Enter the Raccoon documents a love affair between a woman and a raccoon. They are a couple that loves without preconceptions, whose being together eschews all limits until their beliefs in the self are put to the test. Their story unfolds each time one surrenders to the other in a sometimes melancholic and cruel, other times joyful, even ecstatic embrace.

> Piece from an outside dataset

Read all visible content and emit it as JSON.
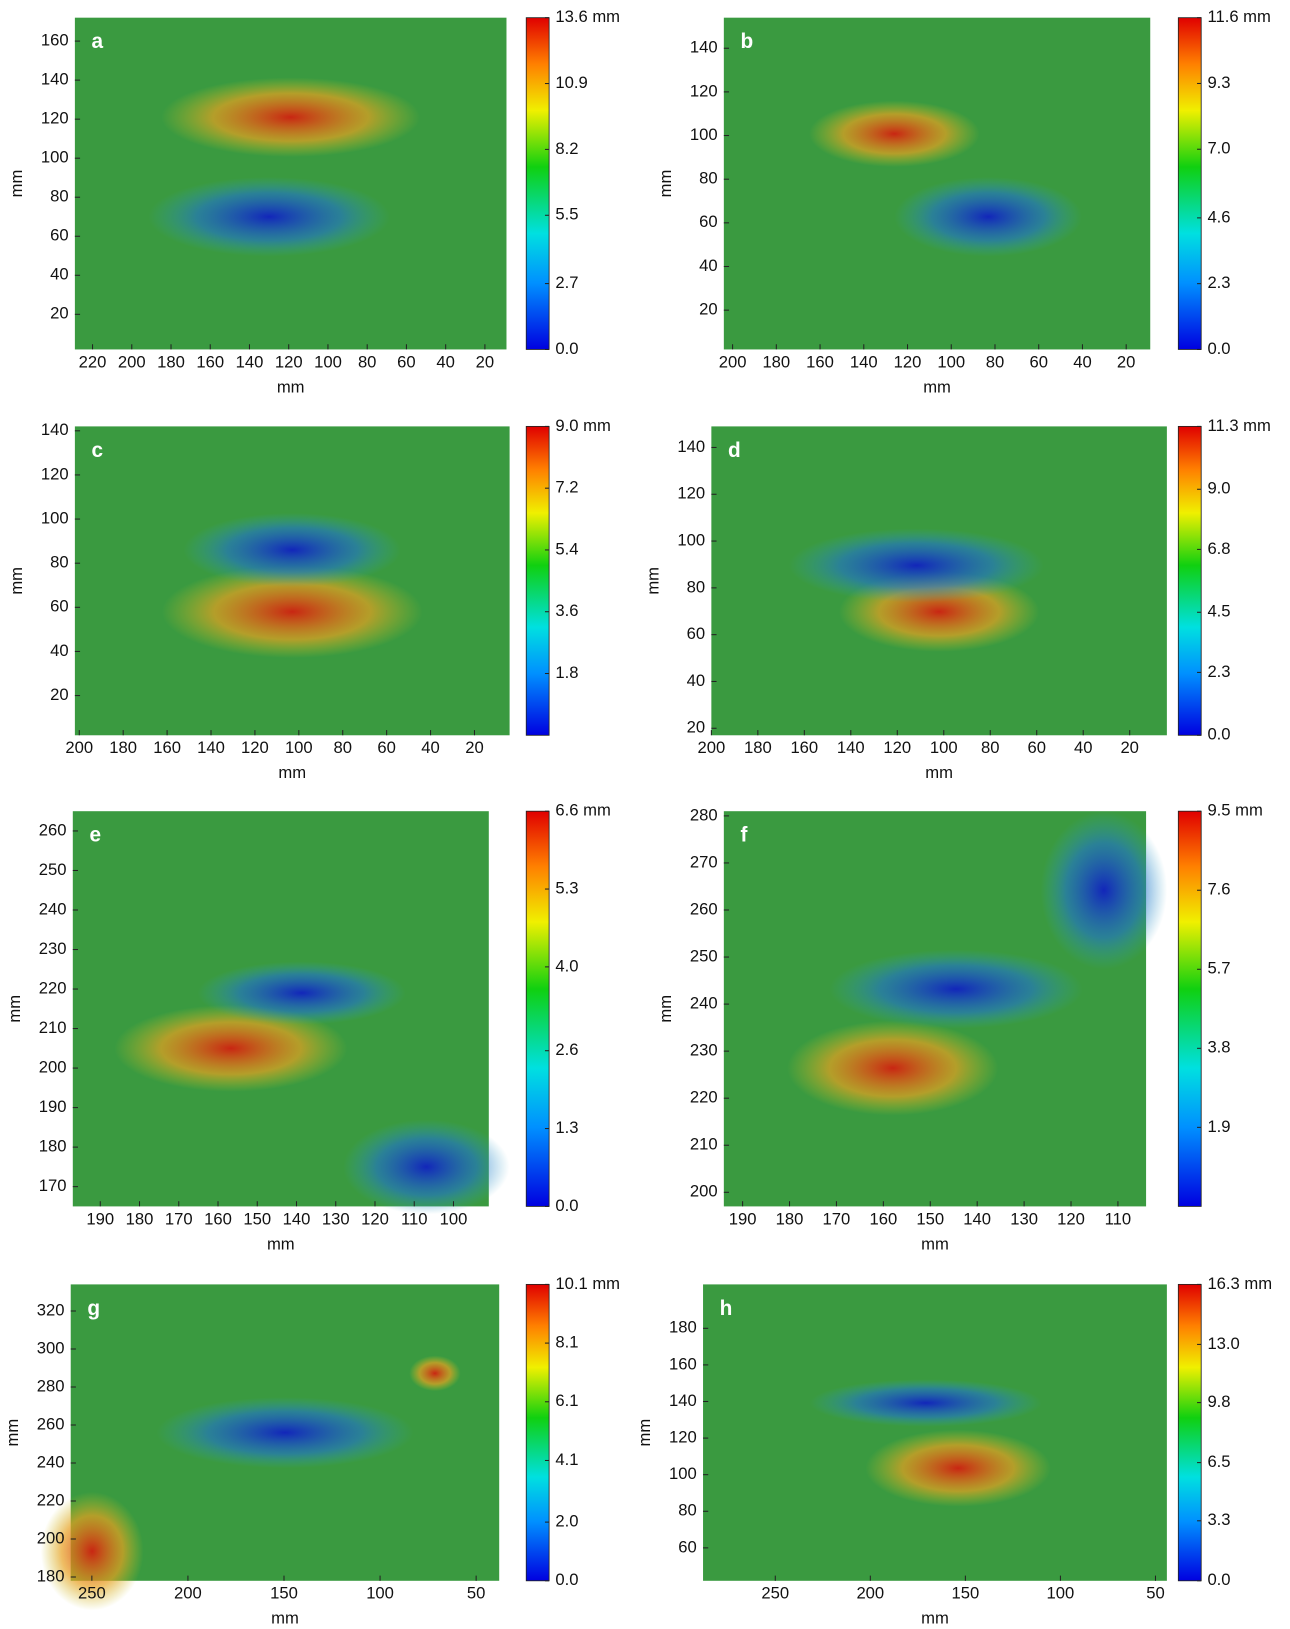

It is a human-sized raccoon that greets you as you plunge into the subconscious wiring of Beatriz Hausner, accessed through this prosthetic book machine, this "mechanical extremity" that bids you to Enter the Raccoon. This is a book you will wish you could dream. Its cumulative prose lines extend through the essay, the anecdote, the fable, into the realm of fancy, fantasy, and fornicating (transpecies) wish fulfillment. It arrives at poetry and dives through that soft mirror to reveal the ancient machine working the illusion in the kingdom of happiness. This is the machine that knows you, and whispers things to you about your magic body that you can only imagine. It speaks of love as a thing made at the origin of language only to explode in radiant embrace. - Gregory Betts

Beatriz Hausner

Beatriz Hausner has published several poetry collections, including The Wardrobe Mistress, Sew Him Up, and Enter the Raccoon. Selected poems and chapbooks of hers have been published internationally and translated into several languages. Hausner is a respected historian and translator of Latin American Surrealism, with recent essays published in The International Encyclopedia of Surrealism in 2019. Her translations of César Moro, the poets of Mandrágora, as well as essays and fiction by legends like Aldo Pellegrini and Eugenio Granell have exerted an important influence on her work. Hausner's history of advocacy in Canadian literary culture is also well known: she has worked as a literary programmer in Toronto, her hometown, and was Chair of the Public Lending Right Commission. She is currently President of the Literary Translators' Association of Canada, a position she held twice before.